If the success of Jurassic Park has taught us anything, it's that everyone loves dinosaurs. We know from experience that people love ninjas too. And it's safe to say that there's a fair amount of love for the Vikings (the historical ones, not the Minnesota kind), which seems to be the premise behind ParaWorld. This real-time strategy game is not set on a planet with a lot of parachuting going on but instead on a parallel world where dinosaurs, Vikings, ninjas, and even desert tribesmen all inexplicably coexist--though not exactly in a peaceful way. ParaWorld throws all of these elements together, but what--on paper--looks like a brilliant idea turns out to be another generic real-time strategy game in a genre that is already stuffed with them.
You can't help but play ParaWorld and be reminded of the Dinotopia children's books, as well as the short-lived television series, which seems appropriate because the game's overarching plot is told with the simplicity (and the voice acting) of a Saturday morning cartoon. Basically, three researchers from Earth discover that there's a parallel planet to our own, travel to it, and now must find a way back. This means not only battling some of the more hostile residents but also the evil bad guys from Earth who are exploiting the parallel planet. The story is told in such broad strokes that you can't tell whether it's trying to be hammy on purpose. But at least it's always easy to tell who's who because the bad guys chew on huge cigars, while the good guys wear strange, bright-colored jumpsuits.

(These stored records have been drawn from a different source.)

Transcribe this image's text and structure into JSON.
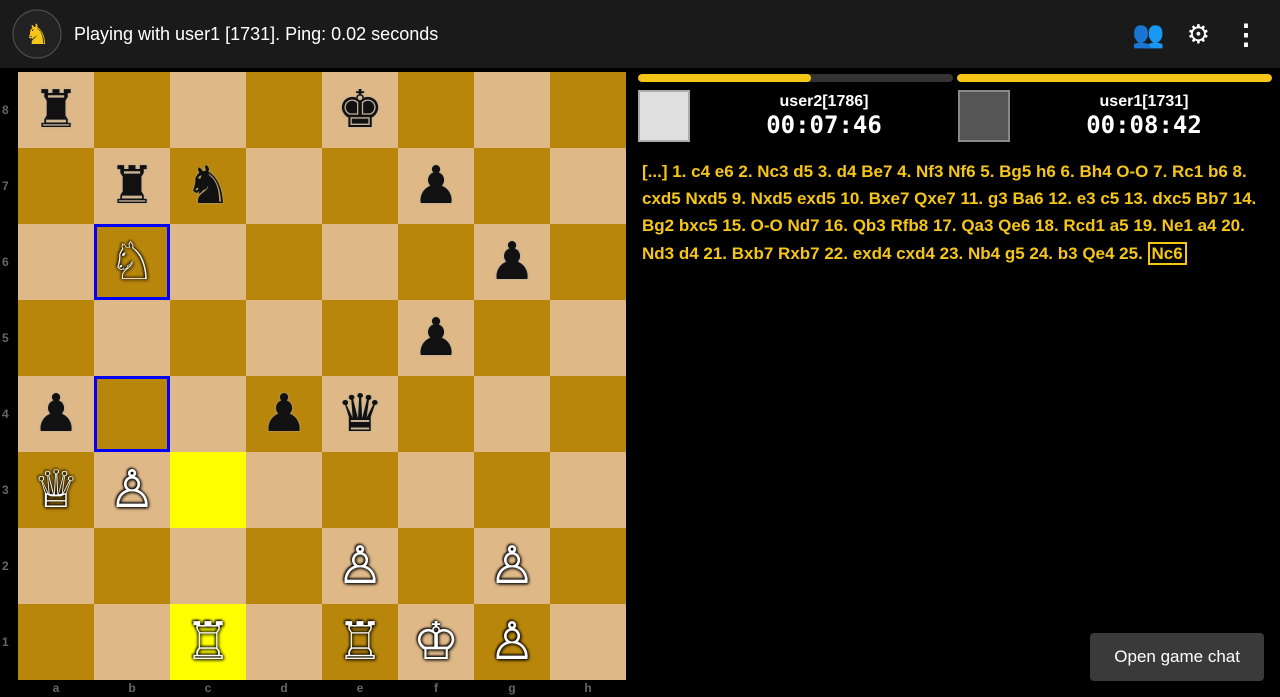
{
  "header": {
    "title": "Playing with user1 [1731]. Ping: 0.02 seconds",
    "logo_alt": "chess-logo"
  },
  "icons": {
    "users": "👥",
    "settings": "⚙",
    "more": "⋮"
  },
  "players": {
    "left": {
      "name": "user2[1786]",
      "timer": "00:07:46",
      "color": "white",
      "bar_pct": 55
    },
    "right": {
      "name": "user1[1731]",
      "timer": "00:08:42",
      "color": "black",
      "bar_pct": 100
    }
  },
  "move_history": "[...] 1. c4 e6 2. Nc3 d5 3. d4 Be7 4. Nf3 Nf6 5. Bg5 h6 6. Bh4 O-O 7. Rc1 b6 8. cxd5 Nxd5 9. Nxd5 exd5 10. Bxe7 Qxe7 11. g3 Ba6 12. e3 c5 13. dxc5 Bb7 14. Bg2 bxc5 15. O-O Nd7 16. Qb3 Rfb8 17. Qa3 Qe6 18. Rcd1 a5 19. Ne1 a4 20. Nd3 d4 21. Bxb7 Rxb7 22. exd4 cxd4 23. Nb4 g5 24. b3 Qe4 25. Nc6",
  "last_move": "Nc6",
  "chat_button_label": "Open game chat",
  "board": {
    "rank_labels": [
      "8",
      "7",
      "6",
      "5",
      "4",
      "3",
      "2",
      "1"
    ],
    "file_labels": [
      "a",
      "b",
      "c",
      "d",
      "e",
      "f",
      "g",
      "h"
    ],
    "highlighted_cells": [
      "b6",
      "b4",
      "c3",
      "c1"
    ],
    "yellow_cells": [
      "c3",
      "c1"
    ]
  }
}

ParaWorld's main problem is that its gameplay mechanics just aren't that fresh or interesting. It's not just the familiar blend of resource gathering, base construction, and unit generating that's the issue here, but rather, all of it just isn't well put together. Resources are very, very finite, which means that you're limited in the strategies you can apply because you can't build much of anything. And if you fail, trying to rebuild your forces is that much tougher. Levels are designed so that they lead you by the nose for the most part, which makes it feel like you're not strategizing but rather jumping through hoops. And it doesn't help that your lumbering dino units take a long time to get from point A to point B. Also, the combat is utterly generic while the dinosaur and martial arts units aren't that tough, powerful, or special--when you expect the complete opposite.
There are some interesting ideas in ParaWorld, even if they can't save the game. The army controller prevents you from simply swamping your opponents with sheer numbers because each unit takes up a slot on the army controller, and you only have so many slots. More significantly, the slots are divided into ranks, so you can only build so many level 1 units, a smaller number of level 2 units, and so on. This also plays a role in promotions because you can use experience points (in this case, skulls) to promote a unit to the next level, which means potentially unlocking new powers or abilities, as well as giving more hit points, increased damage attacks, and so on. Meanwhile, the missions in the game are part real-time strategy and part adventure because there are various quests that you can pursue on the side. These quests aren't essential to the ultimate goal of winning the level, but they can earn skulls that you can use to level up your heroes and units. However, we did encounter some bugs. For example, when we accomplished a quest objective, the quest still remained unsolved.
Skirmish and multiplayer suffer from the same sorts of issues found in the single-player campaign. Multiplayer offers up several modes, including standard deathmatch, a one-against-all defender mode, and a domination mode where you must capture and hold a territory. Because all players rely on the army controller, multiplayer matches are more even affairs. Each person has the same number of points and unit slots to work with, so it all basically evens out.
The visuals in ParaWorld are far stronger than the audio. In fact, we really haven't seen many real-time strategy games as lush as this one. The sun-drenched tropical setting is a nice change of pace from most strategy games, which tend to be set in less warm and friendly climates. Meanwhile, the dinosaurs are nicely detailed and animated when they're on the screen. The good looks are in contrast to the lame dialogue and voice acting, which has characters sounding like one-note caricatures. There's the bombastic guy, the smart guy, the reasonable girl, and so on. The one saving note on audio is the heroic musical score, which borders on being overly heroic, but it's still fun to listen to the music. However, when you get down to it, ParaWorld is essentially the same real-time strategy formula that we've seen in countless other games. If you were hoping for scenes of awesome combat with dinosaurs tearing up the place, you'll have to look elsewhere.